The Police Service of Northern Ireland the theft on July 6 was not reported until July 27 and then investigated.
Some 200 police officers and staff were not informed of the theft of devices and documents with data potentially affecting them for almost a month, the Police Service of Northern Ireland has confirmed.
The theft from a car parked in Newtownabbey emerged last week following news of a major data breach during which some details of 10,000 officers and staff were published online for a number of hours on Tuesday.
A police-issued laptop, radio and documents were stolen on July 6 from the car which is understood to belong to a superintendent.
The Police Service of Northern Ireland’s Information Security Unit was informed on July 27. Following investigations, the Information Commissioners’ Officer was informed on July 31, and officers and staff were informed on August 4.
On Saturday, Assistant Chief Constable Chris Todd said in a statement they believe the laptop and radio were deactivated “shortly afterwards”.

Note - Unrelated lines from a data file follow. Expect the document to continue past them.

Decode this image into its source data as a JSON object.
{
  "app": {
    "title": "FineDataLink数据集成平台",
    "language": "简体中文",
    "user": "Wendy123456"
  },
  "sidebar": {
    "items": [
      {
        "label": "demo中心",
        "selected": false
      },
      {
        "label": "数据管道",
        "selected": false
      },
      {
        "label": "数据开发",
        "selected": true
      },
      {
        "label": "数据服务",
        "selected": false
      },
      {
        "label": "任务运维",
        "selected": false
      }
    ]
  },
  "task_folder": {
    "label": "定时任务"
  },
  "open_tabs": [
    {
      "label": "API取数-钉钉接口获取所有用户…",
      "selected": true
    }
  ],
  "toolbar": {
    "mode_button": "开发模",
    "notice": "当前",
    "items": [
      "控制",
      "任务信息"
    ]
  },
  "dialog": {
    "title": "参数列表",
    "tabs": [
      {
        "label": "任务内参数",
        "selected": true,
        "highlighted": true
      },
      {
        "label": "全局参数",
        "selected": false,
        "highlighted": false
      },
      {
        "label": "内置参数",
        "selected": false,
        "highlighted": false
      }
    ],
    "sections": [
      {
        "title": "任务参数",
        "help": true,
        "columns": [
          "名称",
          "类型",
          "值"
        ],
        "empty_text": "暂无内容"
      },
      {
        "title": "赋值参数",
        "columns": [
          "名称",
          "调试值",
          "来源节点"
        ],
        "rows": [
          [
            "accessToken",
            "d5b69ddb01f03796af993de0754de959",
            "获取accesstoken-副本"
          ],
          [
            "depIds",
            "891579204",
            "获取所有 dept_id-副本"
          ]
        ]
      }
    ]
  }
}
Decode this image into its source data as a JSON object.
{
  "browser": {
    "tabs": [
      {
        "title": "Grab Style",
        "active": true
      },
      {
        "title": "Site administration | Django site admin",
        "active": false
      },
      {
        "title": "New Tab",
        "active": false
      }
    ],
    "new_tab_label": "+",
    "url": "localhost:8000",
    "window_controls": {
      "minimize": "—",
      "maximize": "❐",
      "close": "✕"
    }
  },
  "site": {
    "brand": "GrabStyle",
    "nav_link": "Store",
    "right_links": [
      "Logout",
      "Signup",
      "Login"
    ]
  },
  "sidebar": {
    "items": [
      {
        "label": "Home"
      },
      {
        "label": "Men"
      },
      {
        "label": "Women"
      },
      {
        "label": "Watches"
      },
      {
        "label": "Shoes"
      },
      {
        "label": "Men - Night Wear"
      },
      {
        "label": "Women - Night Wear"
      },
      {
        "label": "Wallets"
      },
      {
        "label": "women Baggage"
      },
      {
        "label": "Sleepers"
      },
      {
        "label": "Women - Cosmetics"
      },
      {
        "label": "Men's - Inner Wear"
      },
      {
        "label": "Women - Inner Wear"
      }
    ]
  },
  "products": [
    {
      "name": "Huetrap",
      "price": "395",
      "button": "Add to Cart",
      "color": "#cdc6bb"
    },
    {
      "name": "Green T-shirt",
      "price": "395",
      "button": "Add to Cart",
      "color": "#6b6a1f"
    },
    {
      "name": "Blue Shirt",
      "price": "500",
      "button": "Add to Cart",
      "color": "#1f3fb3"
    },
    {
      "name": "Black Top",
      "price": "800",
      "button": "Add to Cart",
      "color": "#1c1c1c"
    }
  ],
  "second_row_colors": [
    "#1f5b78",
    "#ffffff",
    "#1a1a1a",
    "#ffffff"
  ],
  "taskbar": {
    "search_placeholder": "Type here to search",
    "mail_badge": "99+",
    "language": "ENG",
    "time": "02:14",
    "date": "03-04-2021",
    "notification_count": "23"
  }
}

“We are confident no data has been lost from these devices and they are of no use to any third party,” he said.
“Our Information Security Unit were informed on July 27.

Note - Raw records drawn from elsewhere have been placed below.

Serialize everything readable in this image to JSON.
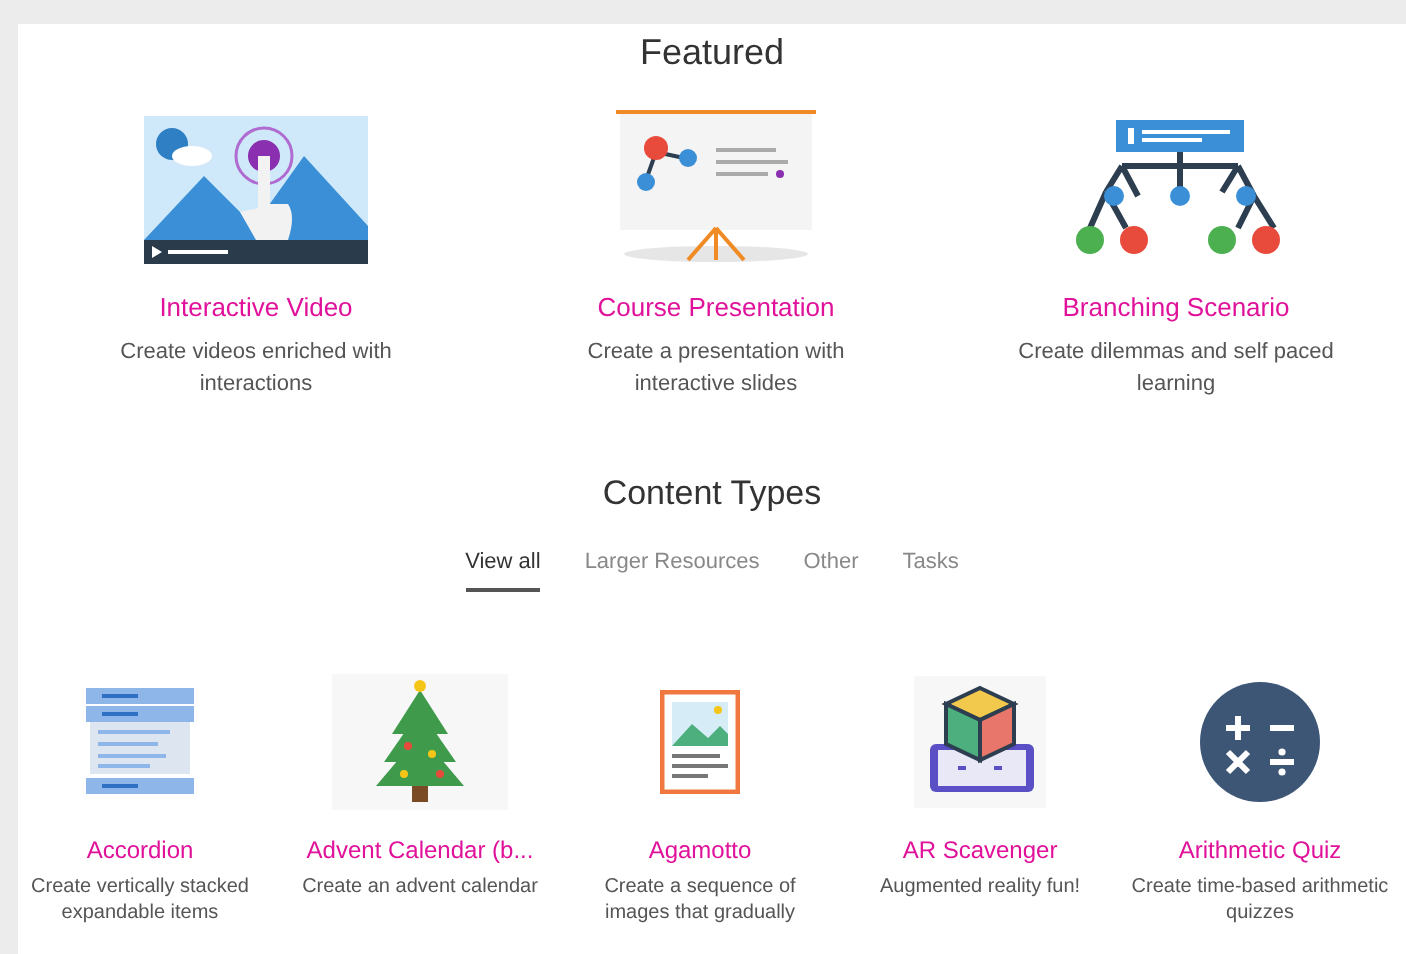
{
  "featured": {
    "title": "Featured",
    "items": [
      {
        "kind": "video",
        "title": "Interactive Video",
        "description": "Create videos enriched with interactions"
      },
      {
        "kind": "presentation",
        "title": "Course Presentation",
        "description": "Create a presentation with interactive slides"
      },
      {
        "kind": "branching",
        "title": "Branching Scenario",
        "description": "Create dilemmas and self paced learning"
      }
    ]
  },
  "content_types": {
    "title": "Content Types",
    "tabs": [
      {
        "label": "View all",
        "selected": true
      },
      {
        "label": "Larger Resources",
        "selected": false
      },
      {
        "label": "Other",
        "selected": false
      },
      {
        "label": "Tasks",
        "selected": false
      }
    ],
    "items": [
      {
        "kind": "accordion",
        "title": "Accordion",
        "description": "Create vertically stacked expandable items"
      },
      {
        "kind": "tree",
        "title": "Advent Calendar (b...",
        "description": "Create an advent calendar"
      },
      {
        "kind": "picture",
        "title": "Agamotto",
        "description": "Create a sequence of images that gradually"
      },
      {
        "kind": "cube",
        "title": "AR Scavenger",
        "description": "Augmented reality fun!"
      },
      {
        "kind": "math",
        "title": "Arithmetic Quiz",
        "description": "Create time-based arithmetic quizzes"
      }
    ]
  }
}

“As there was a delay, our Information Security Unit had to conduct their own enquiries to be clear on what accurate information could be conveyed to the Information Commissioners Office who were then informed on July 31.

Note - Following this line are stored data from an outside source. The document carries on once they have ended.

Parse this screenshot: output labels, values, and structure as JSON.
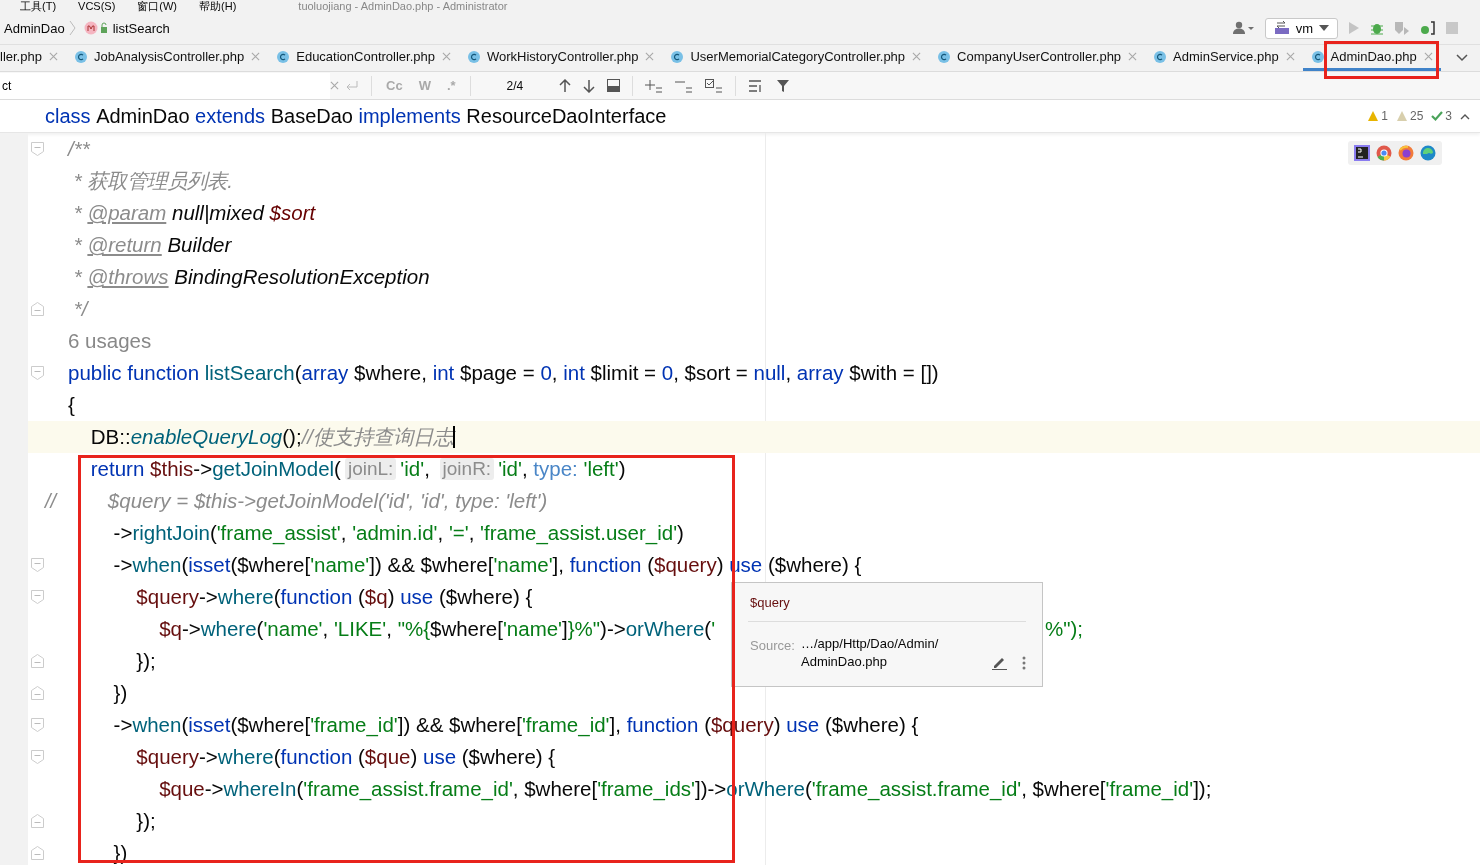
{
  "menu": [
    {
      "label": "工具(T)"
    },
    {
      "label": "VCS(S)"
    },
    {
      "label": "窗口(W)"
    },
    {
      "label": "帮助(H)"
    }
  ],
  "window_title": "tuoluojiang - AdminDao.php - Administrator",
  "breadcrumb": [
    {
      "kind": "class",
      "label": "AdminDao"
    },
    {
      "kind": "method",
      "label": "listSearch"
    }
  ],
  "run_config": {
    "label": "vm"
  },
  "tabs": [
    {
      "label": "ller.php",
      "selected": false,
      "class_icon": false
    },
    {
      "label": "JobAnalysisController.php",
      "selected": false,
      "class_icon": true
    },
    {
      "label": "EducationController.php",
      "selected": false,
      "class_icon": true
    },
    {
      "label": "WorkHistoryController.php",
      "selected": false,
      "class_icon": true
    },
    {
      "label": "UserMemorialCategoryController.php",
      "selected": false,
      "class_icon": true
    },
    {
      "label": "CompanyUserController.php",
      "selected": false,
      "class_icon": true
    },
    {
      "label": "AdminService.php",
      "selected": false,
      "class_icon": true
    },
    {
      "label": "AdminDao.php",
      "selected": true,
      "class_icon": true
    }
  ],
  "find_bar": {
    "value": "ct",
    "options": [
      {
        "label": "Cc",
        "on": false
      },
      {
        "label": "W",
        "on": false
      },
      {
        "label": ".*",
        "on": false
      }
    ],
    "match_count": "2/4"
  },
  "editor": {
    "header": [
      {
        "kind": "kw",
        "text": "class "
      },
      {
        "kind": "plain",
        "text": "AdminDao "
      },
      {
        "kind": "kw",
        "text": "extends "
      },
      {
        "kind": "plain",
        "text": "BaseDao "
      },
      {
        "kind": "kw",
        "text": "implements "
      },
      {
        "kind": "plain",
        "text": "ResourceDaoInterface"
      }
    ],
    "inspections": [
      {
        "kind": "error",
        "count": "1"
      },
      {
        "kind": "warning",
        "count": "25"
      },
      {
        "kind": "typo",
        "count": "3"
      }
    ],
    "lines": [
      {
        "fold_start": true,
        "fold_end": false,
        "tokens": [
          {
            "kind": "doc",
            "text": "/**"
          }
        ]
      },
      {
        "fold_start": false,
        "fold_end": false,
        "tokens": [
          {
            "kind": "doc",
            "text": " * 获取管理员列表."
          }
        ]
      },
      {
        "fold_start": false,
        "fold_end": false,
        "tokens": [
          {
            "kind": "doc",
            "text": " * "
          },
          {
            "kind": "doctag",
            "text": "@param"
          },
          {
            "kind": "doctype",
            "text": " null|mixed "
          },
          {
            "kind": "docvar",
            "text": "$sort"
          }
        ]
      },
      {
        "fold_start": false,
        "fold_end": false,
        "tokens": [
          {
            "kind": "doc",
            "text": " * "
          },
          {
            "kind": "doctag",
            "text": "@return"
          },
          {
            "kind": "doctype",
            "text": " Builder"
          }
        ]
      },
      {
        "fold_start": false,
        "fold_end": false,
        "tokens": [
          {
            "kind": "doc",
            "text": " * "
          },
          {
            "kind": "doctag",
            "text": "@throws"
          },
          {
            "kind": "doctype",
            "text": " BindingResolutionException"
          }
        ]
      },
      {
        "fold_start": false,
        "fold_end": true,
        "tokens": [
          {
            "kind": "doc",
            "text": " */"
          }
        ]
      },
      {
        "fold_start": false,
        "fold_end": false,
        "tokens": [
          {
            "kind": "inlay",
            "text": "6 usages"
          }
        ]
      },
      {
        "fold_start": true,
        "fold_end": false,
        "tokens": [
          {
            "kind": "kw",
            "text": "public function "
          },
          {
            "kind": "fn",
            "text": "listSearch"
          },
          {
            "kind": "plain",
            "text": "("
          },
          {
            "kind": "kw",
            "text": "array "
          },
          {
            "kind": "plain",
            "text": "$where, "
          },
          {
            "kind": "kw",
            "text": "int "
          },
          {
            "kind": "plain",
            "text": "$page = "
          },
          {
            "kind": "kw",
            "text": "0"
          },
          {
            "kind": "plain",
            "text": ", "
          },
          {
            "kind": "kw",
            "text": "int "
          },
          {
            "kind": "plain",
            "text": "$limit = "
          },
          {
            "kind": "kw",
            "text": "0"
          },
          {
            "kind": "plain",
            "text": ", $sort = "
          },
          {
            "kind": "kw",
            "text": "null"
          },
          {
            "kind": "plain",
            "text": ", "
          },
          {
            "kind": "kw",
            "text": "array "
          },
          {
            "kind": "plain",
            "text": "$with = [])"
          }
        ]
      },
      {
        "fold_start": false,
        "fold_end": false,
        "tokens": [
          {
            "kind": "plain",
            "text": "{"
          }
        ]
      },
      {
        "fold_start": false,
        "fold_end": false,
        "current": true,
        "caret": true,
        "tokens": [
          {
            "kind": "plain",
            "text": "    DB"
          },
          {
            "kind": "plain",
            "text": "::"
          },
          {
            "kind": "fni",
            "text": "enableQueryLog"
          },
          {
            "kind": "plain",
            "text": "();"
          },
          {
            "kind": "comment",
            "text": "//使支持查询日志"
          }
        ]
      },
      {
        "fold_start": false,
        "fold_end": false,
        "tokens": [
          {
            "kind": "kw",
            "text": "    return "
          },
          {
            "kind": "var",
            "text": "$this"
          },
          {
            "kind": "plain",
            "text": "->"
          },
          {
            "kind": "fn",
            "text": "getJoinModel"
          },
          {
            "kind": "plain",
            "text": "("
          },
          {
            "kind": "hint",
            "text": "joinL:"
          },
          {
            "kind": "str",
            "text": "'id'"
          },
          {
            "kind": "plain",
            "text": ", "
          },
          {
            "kind": "hint",
            "text": "joinR:"
          },
          {
            "kind": "str",
            "text": "'id'"
          },
          {
            "kind": "plain",
            "text": ", "
          },
          {
            "kind": "named",
            "text": "type: "
          },
          {
            "kind": "str",
            "text": "'left'"
          },
          {
            "kind": "plain",
            "text": ")"
          }
        ]
      },
      {
        "fold_start": false,
        "fold_end": false,
        "gutter": "//",
        "tokens": [
          {
            "kind": "comment",
            "text": "       $query = $this->getJoinModel('id', 'id', type: 'left')"
          }
        ]
      },
      {
        "fold_start": false,
        "fold_end": false,
        "tokens": [
          {
            "kind": "plain",
            "text": "        ->"
          },
          {
            "kind": "fn",
            "text": "rightJoin"
          },
          {
            "kind": "plain",
            "text": "("
          },
          {
            "kind": "str",
            "text": "'frame_assist'"
          },
          {
            "kind": "plain",
            "text": ", "
          },
          {
            "kind": "str",
            "text": "'admin.id'"
          },
          {
            "kind": "plain",
            "text": ", "
          },
          {
            "kind": "str",
            "text": "'='"
          },
          {
            "kind": "plain",
            "text": ", "
          },
          {
            "kind": "str",
            "text": "'frame_assist.user_id'"
          },
          {
            "kind": "plain",
            "text": ")"
          }
        ]
      },
      {
        "fold_start": true,
        "fold_end": false,
        "tokens": [
          {
            "kind": "plain",
            "text": "        ->"
          },
          {
            "kind": "fn",
            "text": "when"
          },
          {
            "kind": "plain",
            "text": "("
          },
          {
            "kind": "kw",
            "text": "isset"
          },
          {
            "kind": "plain",
            "text": "($where["
          },
          {
            "kind": "str",
            "text": "'name'"
          },
          {
            "kind": "plain",
            "text": "]) && $where["
          },
          {
            "kind": "str",
            "text": "'name'"
          },
          {
            "kind": "plain",
            "text": "], "
          },
          {
            "kind": "kw",
            "text": "function "
          },
          {
            "kind": "plain",
            "text": "("
          },
          {
            "kind": "var",
            "text": "$query"
          },
          {
            "kind": "plain",
            "text": ") "
          },
          {
            "kind": "kw",
            "text": "use "
          },
          {
            "kind": "plain",
            "text": "($where) {"
          }
        ]
      },
      {
        "fold_start": true,
        "fold_end": false,
        "tokens": [
          {
            "kind": "var",
            "text": "            $query"
          },
          {
            "kind": "plain",
            "text": "->"
          },
          {
            "kind": "fn",
            "text": "where"
          },
          {
            "kind": "plain",
            "text": "("
          },
          {
            "kind": "kw",
            "text": "function "
          },
          {
            "kind": "plain",
            "text": "("
          },
          {
            "kind": "var",
            "text": "$q"
          },
          {
            "kind": "plain",
            "text": ") "
          },
          {
            "kind": "kw",
            "text": "use "
          },
          {
            "kind": "plain",
            "text": "($where) {"
          }
        ]
      },
      {
        "fold_start": false,
        "fold_end": false,
        "tail": "%\");",
        "tokens": [
          {
            "kind": "var",
            "text": "                $q"
          },
          {
            "kind": "plain",
            "text": "->"
          },
          {
            "kind": "fn",
            "text": "where"
          },
          {
            "kind": "plain",
            "text": "("
          },
          {
            "kind": "str",
            "text": "'name'"
          },
          {
            "kind": "plain",
            "text": ", "
          },
          {
            "kind": "str",
            "text": "'LIKE'"
          },
          {
            "kind": "plain",
            "text": ", "
          },
          {
            "kind": "str",
            "text": "\"%{"
          },
          {
            "kind": "plain",
            "text": "$where["
          },
          {
            "kind": "str",
            "text": "'name'"
          },
          {
            "kind": "plain",
            "text": "]"
          },
          {
            "kind": "str",
            "text": "}%\""
          },
          {
            "kind": "plain",
            "text": ")->"
          },
          {
            "kind": "fn",
            "text": "orWhere"
          },
          {
            "kind": "plain",
            "text": "("
          },
          {
            "kind": "str",
            "text": "'"
          }
        ]
      },
      {
        "fold_start": false,
        "fold_end": true,
        "tokens": [
          {
            "kind": "plain",
            "text": "            });"
          }
        ]
      },
      {
        "fold_start": false,
        "fold_end": true,
        "tokens": [
          {
            "kind": "plain",
            "text": "        })"
          }
        ]
      },
      {
        "fold_start": true,
        "fold_end": false,
        "tokens": [
          {
            "kind": "plain",
            "text": "        ->"
          },
          {
            "kind": "fn",
            "text": "when"
          },
          {
            "kind": "plain",
            "text": "("
          },
          {
            "kind": "kw",
            "text": "isset"
          },
          {
            "kind": "plain",
            "text": "($where["
          },
          {
            "kind": "str",
            "text": "'frame_id'"
          },
          {
            "kind": "plain",
            "text": "]) && $where["
          },
          {
            "kind": "str",
            "text": "'frame_id'"
          },
          {
            "kind": "plain",
            "text": "], "
          },
          {
            "kind": "kw",
            "text": "function "
          },
          {
            "kind": "plain",
            "text": "("
          },
          {
            "kind": "var",
            "text": "$query"
          },
          {
            "kind": "plain",
            "text": ") "
          },
          {
            "kind": "kw",
            "text": "use "
          },
          {
            "kind": "plain",
            "text": "($where) {"
          }
        ]
      },
      {
        "fold_start": true,
        "fold_end": false,
        "tokens": [
          {
            "kind": "var",
            "text": "            $query"
          },
          {
            "kind": "plain",
            "text": "->"
          },
          {
            "kind": "fn",
            "text": "where"
          },
          {
            "kind": "plain",
            "text": "("
          },
          {
            "kind": "kw",
            "text": "function "
          },
          {
            "kind": "plain",
            "text": "("
          },
          {
            "kind": "var",
            "text": "$que"
          },
          {
            "kind": "plain",
            "text": ") "
          },
          {
            "kind": "kw",
            "text": "use "
          },
          {
            "kind": "plain",
            "text": "($where) {"
          }
        ]
      },
      {
        "fold_start": false,
        "fold_end": false,
        "tokens": [
          {
            "kind": "var",
            "text": "                $que"
          },
          {
            "kind": "plain",
            "text": "->"
          },
          {
            "kind": "fn",
            "text": "whereIn"
          },
          {
            "kind": "plain",
            "text": "("
          },
          {
            "kind": "str",
            "text": "'frame_assist.frame_id'"
          },
          {
            "kind": "plain",
            "text": ", $where["
          },
          {
            "kind": "str",
            "text": "'frame_ids'"
          },
          {
            "kind": "plain",
            "text": "])->"
          },
          {
            "kind": "fn",
            "text": "orWhere"
          },
          {
            "kind": "plain",
            "text": "("
          },
          {
            "kind": "str",
            "text": "'frame_assist.frame_id'"
          },
          {
            "kind": "plain",
            "text": ", $where["
          },
          {
            "kind": "str",
            "text": "'frame_id'"
          },
          {
            "kind": "plain",
            "text": "]);"
          }
        ]
      },
      {
        "fold_start": false,
        "fold_end": true,
        "tokens": [
          {
            "kind": "plain",
            "text": "            });"
          }
        ]
      },
      {
        "fold_start": false,
        "fold_end": true,
        "tokens": [
          {
            "kind": "plain",
            "text": "        })"
          }
        ]
      }
    ],
    "tooltip": {
      "title": "$query",
      "source_label": "Source:",
      "path": [
        "…/app/Http/Dao/Admin/",
        "AdminDao.php"
      ]
    }
  }
}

“The precise nature of the missing data had to be confirmed before we could inform our officers and staff on August 4. We have worked with our Data Protection Officer and sought legal advice and guidance to ensure the information we provided to our employees was accurate.”
Last week, PSNI Chief Constable Simon Byrne said he is aware of claims that dissident republicans are in possession of information from the breach, but stressed that claim has not been verified.
Scores of officers have expressed concern for their safety in Northern Ireland, where police are under threat from terrorists – with the current level of threat assessed as severe, meaning an attack is highly likely.
A Threat Management Assessment Group has been set up by the PSNI for those concerned about risk. It had had 1,200 referrals by Friday evening.
Mr Byrne cut short a family holiday last week to return to Belfast to answer questions about the data blunder.
He was quizzed by political representatives at the Northern Ireland Policing Board on Thursday, and met with police officer and staff representative groups on Friday.
Mr Byrne said on Thursday he was “deeply sorry” about an “industrial scale breach of data”.